EGU23-8170
https://doi.org/10.5194/egusphere-egu23-8170
EGU General Assembly 2023
© Author(s) 2023. This work is distributed under
the Creative Commons Attribution 4.0 License.

Tools to support climate researchers for long-tail research data in a FAIR context

Christian Pagé1, Abel Aoun2, Alessandro Spinuso3, Klaus Zimmermann4, and Lars Bärring5
Christian Pagé et al.
  • 1CECI, Université de Toulouse, CNRS, Cerfacs, Toulouse, France (christian.page@cerfacs.fr)
  • 2CECI, Université de Toulouse, CNRS, Cerfacs, Toulouse, France (aoun.abel@outlook.com)
  • 3Royal Netherlands Meteorological Institute (KNMI), R&D Observations and Data Technology, De Bilt, Netherlands (alessandro.spinuso@knmi.nl)
  • 4Swedish Meteorological and Hydrological Institute (SMHI), Norrköping, Sweden (klaus.zimmermann@smhi.se)
  • 5Swedish Meteorological and Hydrological Institute (SMHI), Norrköping, Sweden (Lars.Barring@smhi.se)

Doing high quality research involves complex workflows and intermediate datasets. An important part is also sharing of those datasets, software tools and workflows among researchers, and tracking provenance and lineage. It also needs to be stored in a citable permanent repository in order to be referenced in papers and reused subsequently by other researchers. Supporting this research data life cycle properly is a very challenging objective for research infrastructures. This is especially true with rapidly evolving technologies, sustainable funding problems and human expertise. 

In the climate research infrastructure, many efforts have been made to support end-users and long tail research. There is the basic data distribution, the ESGF data nodes, but this is to support mainly specialized researchers in climate science. This basic infrastructure implements quite strict standards to enable proper data sharing in the research community. This is far from FAIR compliance, but this has proven to be extremely beneficial for collaborative research. Of course, high level components and services can be built on top. This is not an easy task, and a layered approach is always better to hide the underlying complexity and also to prevent technology locking and too complex codes. One example is the IS-ENES C4I 2.0 platform (https://dev.climate4impact.eu/ ), a front-end that eases very much data access, and is acting like a bridge between the data nodes and computing services. The C4I platform provides a very much enhanced Jupyter-la like interface (SWIRRL), with many services to support sharing of data and common workflow for data staging and preprocessing, as well as the  development of new analysis methods in a research context. Advanced tools that can calculate end-user products are also made available along with some example notebooks implementing popular workflows. One of these tools is icclim (https://github.com/cerfacs-globc/icclim), a python software package. C4I also includes high-level services such as on-the-fly inter-comparisons between climate simulations with ESMValTool (https://github.com/ESMValGroup/ESMValTool). All this work is also including large efforts to standardize and to become closer to FAIR for data, workflows and software.
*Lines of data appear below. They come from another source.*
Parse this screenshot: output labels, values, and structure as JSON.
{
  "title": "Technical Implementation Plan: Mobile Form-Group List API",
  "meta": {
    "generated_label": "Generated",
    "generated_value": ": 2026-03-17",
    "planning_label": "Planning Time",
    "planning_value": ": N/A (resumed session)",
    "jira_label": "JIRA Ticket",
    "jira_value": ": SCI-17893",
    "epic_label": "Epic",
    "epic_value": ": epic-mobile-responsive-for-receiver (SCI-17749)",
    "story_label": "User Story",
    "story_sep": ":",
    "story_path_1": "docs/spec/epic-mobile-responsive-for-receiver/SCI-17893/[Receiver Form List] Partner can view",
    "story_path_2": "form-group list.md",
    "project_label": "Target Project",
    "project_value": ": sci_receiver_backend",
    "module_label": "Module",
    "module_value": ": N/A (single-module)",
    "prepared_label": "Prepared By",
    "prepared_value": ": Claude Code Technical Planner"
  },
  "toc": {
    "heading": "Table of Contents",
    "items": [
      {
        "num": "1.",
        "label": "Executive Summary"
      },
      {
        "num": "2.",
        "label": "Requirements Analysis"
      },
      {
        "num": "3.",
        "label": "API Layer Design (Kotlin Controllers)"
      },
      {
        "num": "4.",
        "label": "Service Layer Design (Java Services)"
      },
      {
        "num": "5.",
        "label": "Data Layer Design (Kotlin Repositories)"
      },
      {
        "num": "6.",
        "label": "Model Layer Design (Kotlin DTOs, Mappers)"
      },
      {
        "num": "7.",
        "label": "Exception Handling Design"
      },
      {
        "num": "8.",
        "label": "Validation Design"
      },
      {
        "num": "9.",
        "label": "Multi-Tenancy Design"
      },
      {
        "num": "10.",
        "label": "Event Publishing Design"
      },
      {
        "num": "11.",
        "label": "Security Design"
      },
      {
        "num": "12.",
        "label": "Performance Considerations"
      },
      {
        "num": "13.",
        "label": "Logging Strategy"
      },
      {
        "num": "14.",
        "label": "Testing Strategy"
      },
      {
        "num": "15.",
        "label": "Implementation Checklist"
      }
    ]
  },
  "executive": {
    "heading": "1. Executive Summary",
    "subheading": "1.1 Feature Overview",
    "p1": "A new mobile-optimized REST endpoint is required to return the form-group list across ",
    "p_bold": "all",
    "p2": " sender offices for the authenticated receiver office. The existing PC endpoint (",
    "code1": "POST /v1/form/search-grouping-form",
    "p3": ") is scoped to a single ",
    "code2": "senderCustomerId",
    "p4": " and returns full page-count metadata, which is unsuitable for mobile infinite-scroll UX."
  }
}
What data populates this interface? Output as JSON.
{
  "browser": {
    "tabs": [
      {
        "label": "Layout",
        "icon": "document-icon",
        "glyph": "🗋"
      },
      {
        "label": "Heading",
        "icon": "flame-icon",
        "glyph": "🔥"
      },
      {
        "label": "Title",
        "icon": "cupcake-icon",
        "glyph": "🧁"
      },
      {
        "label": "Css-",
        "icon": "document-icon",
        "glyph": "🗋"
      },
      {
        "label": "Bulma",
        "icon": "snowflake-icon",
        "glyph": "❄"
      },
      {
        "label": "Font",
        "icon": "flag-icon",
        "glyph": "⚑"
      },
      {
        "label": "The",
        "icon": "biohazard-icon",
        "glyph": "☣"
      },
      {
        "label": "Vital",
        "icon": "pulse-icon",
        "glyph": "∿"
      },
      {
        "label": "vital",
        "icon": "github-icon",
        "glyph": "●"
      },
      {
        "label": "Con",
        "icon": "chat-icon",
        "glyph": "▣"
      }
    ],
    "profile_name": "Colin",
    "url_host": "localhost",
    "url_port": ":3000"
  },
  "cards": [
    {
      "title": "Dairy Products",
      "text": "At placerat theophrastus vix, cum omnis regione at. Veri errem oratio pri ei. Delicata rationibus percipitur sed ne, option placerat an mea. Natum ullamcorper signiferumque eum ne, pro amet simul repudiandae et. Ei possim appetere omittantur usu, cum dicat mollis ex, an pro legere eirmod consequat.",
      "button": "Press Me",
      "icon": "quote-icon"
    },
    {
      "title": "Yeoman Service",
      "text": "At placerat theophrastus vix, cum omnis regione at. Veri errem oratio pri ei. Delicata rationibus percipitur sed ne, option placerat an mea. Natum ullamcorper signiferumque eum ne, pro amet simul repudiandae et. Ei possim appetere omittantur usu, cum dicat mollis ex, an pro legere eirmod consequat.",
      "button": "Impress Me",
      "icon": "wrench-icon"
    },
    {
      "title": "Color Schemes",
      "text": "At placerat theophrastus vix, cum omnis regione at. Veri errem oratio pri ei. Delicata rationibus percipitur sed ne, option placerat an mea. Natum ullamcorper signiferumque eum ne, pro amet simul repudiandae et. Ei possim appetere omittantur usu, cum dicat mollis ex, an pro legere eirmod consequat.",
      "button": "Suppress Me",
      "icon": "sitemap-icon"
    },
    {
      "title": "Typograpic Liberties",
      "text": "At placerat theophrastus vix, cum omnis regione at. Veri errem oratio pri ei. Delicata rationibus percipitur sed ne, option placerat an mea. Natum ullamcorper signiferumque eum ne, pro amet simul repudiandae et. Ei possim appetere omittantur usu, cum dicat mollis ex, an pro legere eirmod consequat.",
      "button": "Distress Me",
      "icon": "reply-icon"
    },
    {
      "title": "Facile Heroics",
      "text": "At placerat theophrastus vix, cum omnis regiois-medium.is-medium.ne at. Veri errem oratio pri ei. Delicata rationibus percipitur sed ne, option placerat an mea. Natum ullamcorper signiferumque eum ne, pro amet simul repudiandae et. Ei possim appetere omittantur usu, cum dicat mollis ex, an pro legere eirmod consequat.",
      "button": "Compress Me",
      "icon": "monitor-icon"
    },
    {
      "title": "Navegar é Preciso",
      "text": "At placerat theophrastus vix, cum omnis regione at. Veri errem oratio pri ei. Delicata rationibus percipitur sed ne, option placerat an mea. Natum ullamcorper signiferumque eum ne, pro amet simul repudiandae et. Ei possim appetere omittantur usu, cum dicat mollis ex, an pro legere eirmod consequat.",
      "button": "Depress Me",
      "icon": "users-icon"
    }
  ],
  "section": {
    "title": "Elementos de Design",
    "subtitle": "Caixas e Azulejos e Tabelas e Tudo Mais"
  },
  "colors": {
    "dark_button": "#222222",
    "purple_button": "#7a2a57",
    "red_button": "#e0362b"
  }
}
Another way of helping researchers is to pre-compute end-users products like climate indices. This is extremely useful for users because it can be really complex and time consuming to calculate those products. One example is to provide those users datasets of climate indices pre-computed on CMIP6 simulations would be very valuable for those users. Of course all specific needs cannot be taken into account but the most general ones can be fulfilled. The European Open Science Cloud (EOSC) is providing computing and storage resources through the EGI-ACE project, enabling the possibility to compute several climate indices. In this EGI-ACE Use Case, icclim will be used to compute 49 standard climate indices on a large number of CMIP6 simulations, starting with the most used ones. It could also be extended to ERA5 reanalysis, CORDEX and CMIP5 datasets.

This project (IS-ENES3) has received funding from the European Union’s Horizon 2020 research and innovation programme under grant agreement N°824084.

How to cite: Pagé, C., Aoun, A., Spinuso, A., Zimmermann, K., and Bärring, L.: Tools to support climate researchers for long-tail research data in a FAIR context, EGU General Assembly 2023, Vienna, Austria, 24–28 Apr 2023, EGU23-8170, https://doi.org/10.5194/egusphere-egu23-8170, 2023.